Coffee Break

Golden Dallah 2018

Carpintero
21.10.2023 - 06:00 Uhr
8
9
Preis
9
Flakon
7
Sillage
9
Haltbarkeit
9.5
Duft

Kaffeefinka

— oder die wohl persönlichste Rezension, die ich je geschrieben habe.

Viele Personen, egal, ob auf YouTube oder hier auf Parfumo, äusserten über den Duft, dass er eine Anlehnung an den typischen „Arabic Coffee“ sei.
Arabischer Kaffee, den ich noch sehr gut und positiv von meinem zweijährigen Aufenthalt in Katar in Erinnerung habe, ist ein goldfarbenes Getränk, das in der Tiefe zwar Kaffee erahnen lässt, aber voller exotischer Gewürze steckt: Kardamom, Safran, Muskat, Nelken und - natürlich - Rosenwasser.

Und ja, all das nimmt man im Golden Dallah war: Den Kaffee wunderschön in der Tiefe, aussen herum begleitet, aber nie dominiert von Rose, Kardamom, Safran, Muskat und (vermutlich) Nelken. Auch Weihrauch und Oud nehme ich wahr, genauso wie die Süsse der Tonkabohne (möglicherweise in Anlehnung an die Datteln, die man zum Arabic Coffee reicht) und leichte Spuren von bitterem, ungesüssten Kakao.

Und damit wäre die Rezension auch schon abgeschlossen, den all die beschriebenen Noten sind enthalten, ergänzen und begleiten den Kaffee, ohne ihn zu übertünchen oder ihm die Show zu stehlen.

Aber halt.
Was war das?

Im weiteren Verlauf nimmt der Golden Dallah — zumindest für mich persönlich — eine ganz andere Wende:

Möglicherweise kennen die ein oder anderen Parfumos/Parfumas meine Geschichte, von meiner Jugend in Südamerika oder meinem Leben in Katar.

Nachdem meine Mutter, die in Bogota im Auslandsschuldienst tätig war, pensioniert wurde, kaufte sie sich zusammen mit ihrem Mann ein Stückchen Land in der kolumbianischen Kaffee-Region. Genauer im Libano, Tolima, etwa 7 Stunden Bergauf-Bergabfahrt von Bogota entfernt. Und nachdem sie dort das Land gekauft, eine wunderschöne, traditionelle Kaffeefinka konstruiert und den ersten eigenen Kaffee angebaut hatte, besuchte ich sie fast jedes Jahr an diesem magischen Ort.

Wenn du dort ankommst, den langen Flug und die beschwerliche Anreise hinter dir gelassen hast, begleitet dich über die gesamte Zeit eine Duft-Aura von grünem Kaffee, roter Erde und eine Mischung aus floralen und herben Noten.

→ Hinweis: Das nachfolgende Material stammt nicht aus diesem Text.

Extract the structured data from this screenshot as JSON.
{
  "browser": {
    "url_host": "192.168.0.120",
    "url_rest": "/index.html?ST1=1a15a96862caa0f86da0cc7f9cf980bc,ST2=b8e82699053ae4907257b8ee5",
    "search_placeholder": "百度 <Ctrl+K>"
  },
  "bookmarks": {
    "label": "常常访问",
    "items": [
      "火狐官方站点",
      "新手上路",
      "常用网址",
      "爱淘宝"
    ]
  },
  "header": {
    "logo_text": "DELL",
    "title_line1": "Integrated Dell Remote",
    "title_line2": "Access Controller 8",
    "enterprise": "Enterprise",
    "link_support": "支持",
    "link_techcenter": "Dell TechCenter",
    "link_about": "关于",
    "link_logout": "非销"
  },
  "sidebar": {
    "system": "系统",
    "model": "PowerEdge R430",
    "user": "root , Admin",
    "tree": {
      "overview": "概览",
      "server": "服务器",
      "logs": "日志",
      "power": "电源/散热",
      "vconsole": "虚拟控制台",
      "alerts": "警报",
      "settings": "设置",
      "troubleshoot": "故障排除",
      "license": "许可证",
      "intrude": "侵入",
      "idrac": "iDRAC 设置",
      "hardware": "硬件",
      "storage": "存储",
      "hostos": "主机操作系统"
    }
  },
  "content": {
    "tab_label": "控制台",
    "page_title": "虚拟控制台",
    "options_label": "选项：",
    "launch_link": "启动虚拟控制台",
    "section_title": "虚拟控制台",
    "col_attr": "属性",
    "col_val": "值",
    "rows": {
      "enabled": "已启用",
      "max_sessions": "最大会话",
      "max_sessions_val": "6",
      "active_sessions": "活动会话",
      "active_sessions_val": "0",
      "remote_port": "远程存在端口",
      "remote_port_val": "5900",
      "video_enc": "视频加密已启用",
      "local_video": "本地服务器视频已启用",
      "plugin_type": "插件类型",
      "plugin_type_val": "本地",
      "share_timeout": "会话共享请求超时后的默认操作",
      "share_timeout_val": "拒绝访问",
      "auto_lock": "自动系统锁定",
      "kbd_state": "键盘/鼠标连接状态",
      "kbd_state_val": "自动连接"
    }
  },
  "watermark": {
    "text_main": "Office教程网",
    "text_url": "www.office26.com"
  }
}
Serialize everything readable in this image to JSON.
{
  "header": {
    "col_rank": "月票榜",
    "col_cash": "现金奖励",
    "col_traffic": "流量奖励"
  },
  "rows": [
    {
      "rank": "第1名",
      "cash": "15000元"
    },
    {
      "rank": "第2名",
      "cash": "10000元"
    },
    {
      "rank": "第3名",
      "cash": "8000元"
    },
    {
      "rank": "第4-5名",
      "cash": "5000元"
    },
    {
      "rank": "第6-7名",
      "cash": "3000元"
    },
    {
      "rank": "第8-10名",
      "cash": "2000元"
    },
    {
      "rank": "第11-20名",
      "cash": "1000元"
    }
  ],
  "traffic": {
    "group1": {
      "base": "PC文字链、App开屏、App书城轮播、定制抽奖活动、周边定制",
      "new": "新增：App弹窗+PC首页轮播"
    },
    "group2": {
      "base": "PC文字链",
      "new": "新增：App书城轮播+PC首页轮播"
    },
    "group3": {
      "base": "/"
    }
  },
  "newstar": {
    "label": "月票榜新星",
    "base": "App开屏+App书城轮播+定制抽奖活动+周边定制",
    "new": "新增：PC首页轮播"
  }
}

Und genau das verkörpert der Golden Dallah für mich:
Nachdem meine Sinne beim ersten Aufsprühen nach Katar an den arabischen Golf reisten, katapultiert mich der Drydown straight in den Libano, Tolima, auf die Kaffeefinka meiner Mutter.
Ich spüre die wärmende Sonne, die sich in der rötlichen Erde reflektiert, die dampfige Luft, die es dort aufgrund der erhöhten Luftfeuchtigkeit hat, die grünen Töne der Kaffeeplantage, welche sich direkt um die Finka befindet. Grüner, noch etwas unreifer Kaffee riecht süsslich und herb zugleich. Während der reife Kaffee, der sich geschält bereits beim Trocknen befindet, ein kräftig-erdiges Aroma mit sich bringt. Ich rieche ausserdem die floralen und erdigen Töne, die durch die prächtigen Pflanzen und die feuchte, lehmige Erde entstehen. Und - vielleicht bilde ich es mir auch nur ein - einen ganz sanften Hint, der an Bananenstauden erinnert: Das Aroma der noch unreifen, grünen Banane, nur ganz leicht süss, mehr tropisch-grün.

Und ich fühle mich geborgen. Meilenweit weg vom Office-Stress. In Sicherheit vor allem, was auf der Welt passiert. Im Libano ticken die Uhren (und Menschen) noch anders, der Tag, die Woche, der Monat und das gesamte Jahr richten sich nach dem Kaffeeanbau — und vielleicht ein wenig nach den paar wenigen Touristen, die sich auf dem Weg nach Medellin oder Pereira in den Libano verirren. Der Duft verkörpert die Entspanntheit, die Leichtigkeit des Seins, die perfekte Kombination aus allen Elementen.

Für mich ein kleines Meisterwerk, das sowohl im Office, als auch beim Date oder zum Dinner geht.
Keineswegs ein Schreihals, eher hautnah und sanft, aber wunderschön und faszinierend zieht er alle in seinen Bann.

Danke für die kleine Weltreise, XerJoff!